1. It is not just Americans, it is a human (or perhaps a mammalian) phenomena that when times are tough and your betters are kicking the blank out of you to turn around and kick the next fellow lower down the social scale. Hence, Arizona, in which illegal immmigration was not even a shadow of an issue in the 1990s when folks were walking across the border in droves to help build houses, became more and more obsessed with the “border” problem as economic situation for most people deteriorated during the Oughts. And meanwhile, people had either stopped coming in or were going back as housing industray in Arizona crashed and burn with the worst declines this side of Las Vegas. You late middle age, white, mad, scared, and angry and someone on the radio says it is all the Brown people’s fault. Throughout the world in the 1920s and 30s, except the U.S., right-wingers took power in varoius post WWI economic catastrophes. Italy, Spain, Japan, Poland, and of course most famously Germany. Authoritarian and right wing movements thrive in bad times.
2. The Village (and I am afraid to this extent the President is part of the Village) has continually been unable to comprehend the current economic crisis as a Minsky crisis (also known as balance sheet crisis) created by a period of Ponzi finance.
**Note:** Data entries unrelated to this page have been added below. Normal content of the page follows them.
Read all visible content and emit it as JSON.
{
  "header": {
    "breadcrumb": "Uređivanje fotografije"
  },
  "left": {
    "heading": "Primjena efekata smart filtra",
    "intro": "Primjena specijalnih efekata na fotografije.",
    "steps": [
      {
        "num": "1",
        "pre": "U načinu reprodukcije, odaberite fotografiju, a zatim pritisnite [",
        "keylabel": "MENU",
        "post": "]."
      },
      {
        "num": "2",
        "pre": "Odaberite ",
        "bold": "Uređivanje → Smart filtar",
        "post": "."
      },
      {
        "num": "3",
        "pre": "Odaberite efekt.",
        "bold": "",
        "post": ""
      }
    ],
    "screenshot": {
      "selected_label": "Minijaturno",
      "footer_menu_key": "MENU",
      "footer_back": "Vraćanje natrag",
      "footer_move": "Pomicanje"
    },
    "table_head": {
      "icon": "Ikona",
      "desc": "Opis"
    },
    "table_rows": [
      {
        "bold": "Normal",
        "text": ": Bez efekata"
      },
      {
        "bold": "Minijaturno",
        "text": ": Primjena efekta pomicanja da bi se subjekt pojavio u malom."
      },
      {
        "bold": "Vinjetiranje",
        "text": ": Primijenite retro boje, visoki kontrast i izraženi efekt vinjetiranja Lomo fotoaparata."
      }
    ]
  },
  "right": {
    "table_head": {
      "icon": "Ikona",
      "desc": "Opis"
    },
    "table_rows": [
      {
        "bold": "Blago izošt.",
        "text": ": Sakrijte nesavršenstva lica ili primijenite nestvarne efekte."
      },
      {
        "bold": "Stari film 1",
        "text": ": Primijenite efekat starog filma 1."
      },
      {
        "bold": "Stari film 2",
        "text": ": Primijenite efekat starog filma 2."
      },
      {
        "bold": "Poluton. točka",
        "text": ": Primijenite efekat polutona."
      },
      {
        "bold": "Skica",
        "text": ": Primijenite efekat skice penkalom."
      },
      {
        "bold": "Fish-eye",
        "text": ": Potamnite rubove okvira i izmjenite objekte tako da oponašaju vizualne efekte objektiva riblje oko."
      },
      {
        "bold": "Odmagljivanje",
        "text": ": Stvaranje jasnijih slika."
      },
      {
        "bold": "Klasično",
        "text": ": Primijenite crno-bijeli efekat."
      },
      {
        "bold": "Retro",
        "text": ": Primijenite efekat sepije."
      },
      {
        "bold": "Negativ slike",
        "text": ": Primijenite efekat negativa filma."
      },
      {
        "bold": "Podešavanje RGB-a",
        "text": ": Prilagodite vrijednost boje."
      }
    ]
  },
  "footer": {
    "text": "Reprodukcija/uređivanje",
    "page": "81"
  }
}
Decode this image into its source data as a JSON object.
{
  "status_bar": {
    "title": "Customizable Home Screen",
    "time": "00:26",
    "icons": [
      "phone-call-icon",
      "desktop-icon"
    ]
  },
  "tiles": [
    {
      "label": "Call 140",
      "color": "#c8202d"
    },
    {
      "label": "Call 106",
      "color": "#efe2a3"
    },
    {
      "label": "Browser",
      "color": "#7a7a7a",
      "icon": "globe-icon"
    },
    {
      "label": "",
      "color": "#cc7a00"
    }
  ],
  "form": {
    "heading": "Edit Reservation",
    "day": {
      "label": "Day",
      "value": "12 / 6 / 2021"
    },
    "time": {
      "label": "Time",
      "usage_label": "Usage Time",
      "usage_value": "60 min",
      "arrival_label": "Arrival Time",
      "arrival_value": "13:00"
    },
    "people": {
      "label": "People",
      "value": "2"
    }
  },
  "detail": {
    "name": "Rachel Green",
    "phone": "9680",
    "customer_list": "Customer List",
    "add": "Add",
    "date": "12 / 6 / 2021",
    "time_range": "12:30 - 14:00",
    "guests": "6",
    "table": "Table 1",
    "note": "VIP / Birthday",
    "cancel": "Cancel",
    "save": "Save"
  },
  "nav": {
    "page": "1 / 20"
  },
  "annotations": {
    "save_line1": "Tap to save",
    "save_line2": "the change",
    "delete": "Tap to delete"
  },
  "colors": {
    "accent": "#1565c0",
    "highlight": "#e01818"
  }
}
They still find it hard to believe that a huge bubble blew up around housing, that loans made on those inflated asset prices are, after the 40% collapse of those asset prices, either bad loans or loans that will constrain consumption for years until they are paid off. They somehow think if they clap hard enough, the confidence fairy will come and people will start spending again.
2. Anoter false meme that the Village and I am afraid the President (and for that matter the Clinton-Gore Presidency that preceded them) is that there is some zero-sum game between Government employees and private sector employees. It does not work out when you are in the zero-bound with interest rates. A Government employee made unemployed will just be another person (or family) defaulting on a mortgage, moving back in with other family (if lucky), and who will be definitely not going to the malls or restaurants anymore. And this lost of demand will mean less private sector employes and more debt-deflation. But somehow everyone in D.C. thinks this is the 1970s again when we had inflation ranging from 6% to 15% and interest rates peaked in the high teens.
How is Alaska so low? I thought they lived on government money?